After assessing your situation you shall initiate actions for improvement. For every process that did not achieve his goals, you must determine improvement measures (I highly recommend documenting it on a plan). The ISO 9001 continual improvement process does not require documenting it on a form but it requires that you will be able to prove that you performed the measure for improvement and present results. Confused? Well, this is the ISO 9001 Standard. So now we know that first, you must determine where you need to improve The need for continual improvement can come from the top management as well. The top management makes decisions in their long meetings. Their decisions are usually general and vague. Something like:

  • Increase sales
  • Introduce new products
  • Gather more customers
  • Upgrade the services
  • Reduce problems
  • Be better

Continual improvement process – Managing

According to the ISO 9001 standard these may be your quality targets whether they are documented or not. In order manage all that you need a tool. The tool must provide you with abilities to manage all parameters. Managing continual improvement process may also use the method of task management. Task management provides you with performing the right actions on the right time. Top management ordered the decisions and you must accomplish. In order to get results you must define the needed actions. Each action is actually a task. Any task could be divided into sub – tasks. The task may include the next characters (it is not required by the ISO 9001 standard but it will sure look good on the audit:

  • What is needed to achieve
  • Who is responsible
  • Until when the Task must be accomplished
  • What are the resources needed

Let’s take the division and analyze it.

Continual improvement process – what is needed to be achieved

Putting words into actions. Let’s take an example. The top management decided to improve a product due to customer compliant and returns. We must take this decision and create tasks to perform. At the end of the process the product problem must be detected and improved. The tasks may be something like:

  • Analyzing  the returns in light of product characters
  • Building an improvement plan for each problematic character
  • Design, research and development
  • Meetings
  • Passing information from one department to another.

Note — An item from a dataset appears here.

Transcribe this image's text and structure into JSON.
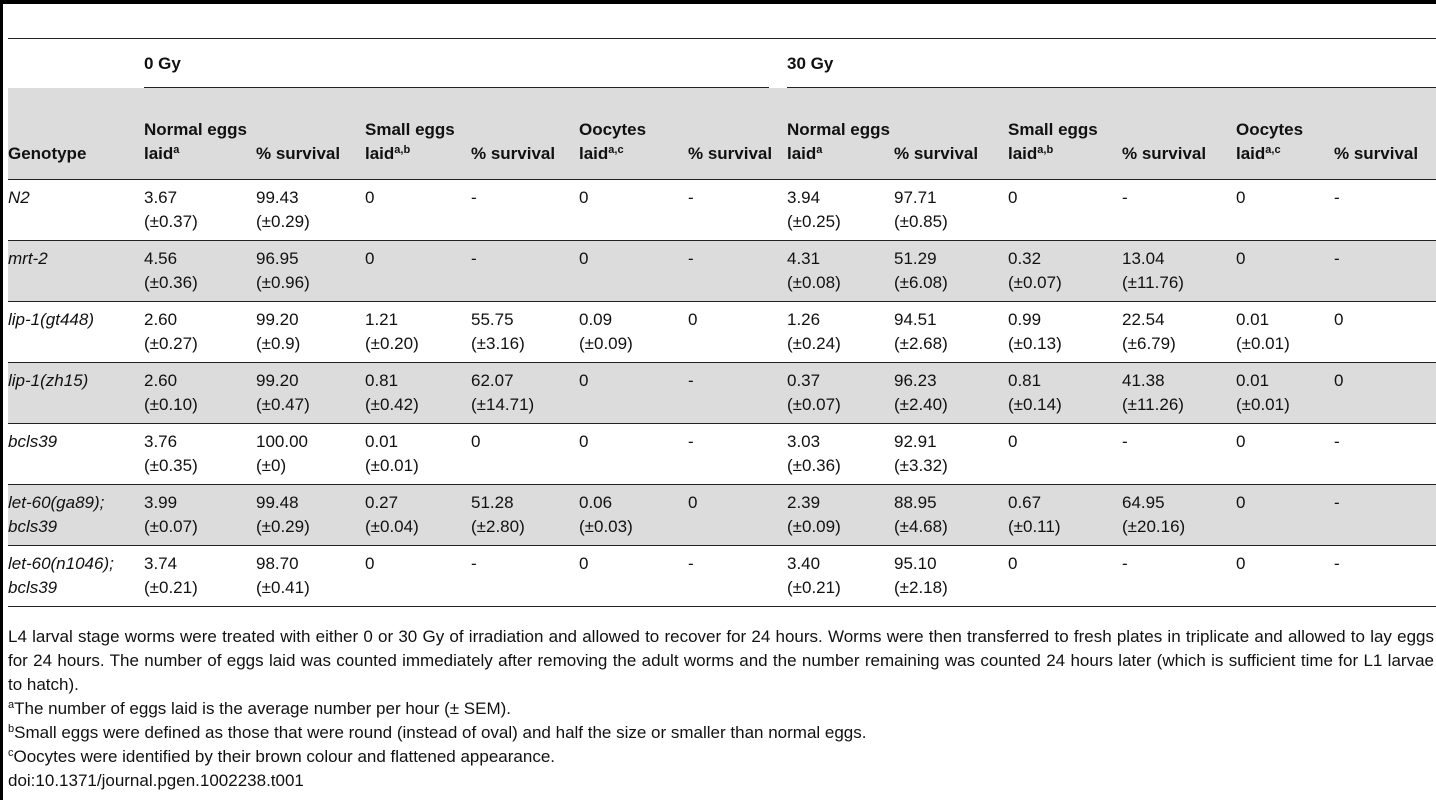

Every one of these example divides itself into sub tasks and all of them must get results at the end.

Continual improvement process – delegating  the task

It is needed to define who is responsible for each task. Who needs to perform, who needs to report. Any task must have a “papa” or a “mama In cases of multi tasks, undoubtedly some tasks would be left behind or forgotten: the same tasks that are usually perceived as hard work. If no one is responsible they would be done late if at all. Only after the top management will start to ask their questions, then someone will wake up. Therefore it is important to link someone to each task. Don’t forget to document it. After all we are working according to the ISO 9001 standard…

Continual improvement process – time frames 

Any task must be limited in time. This is a main character of a project: a starting point and a finish point. Time is a resource. It is needed to be managed as any other resource. Top management want results (and usually fast without consideration of the real life outside the board meeting). That means that you must manage time and link it to the tasks. Otherwise you won’t even know that you are behind schedules.

Continual improvement process – the required resources 

This is a common parameter for all tasks in the world. Usually the resources are limited. Therefore you must seek that you don’t exceed over what was allocated for the task. The matter becomes much more complex when tasks multiply and also the required resources.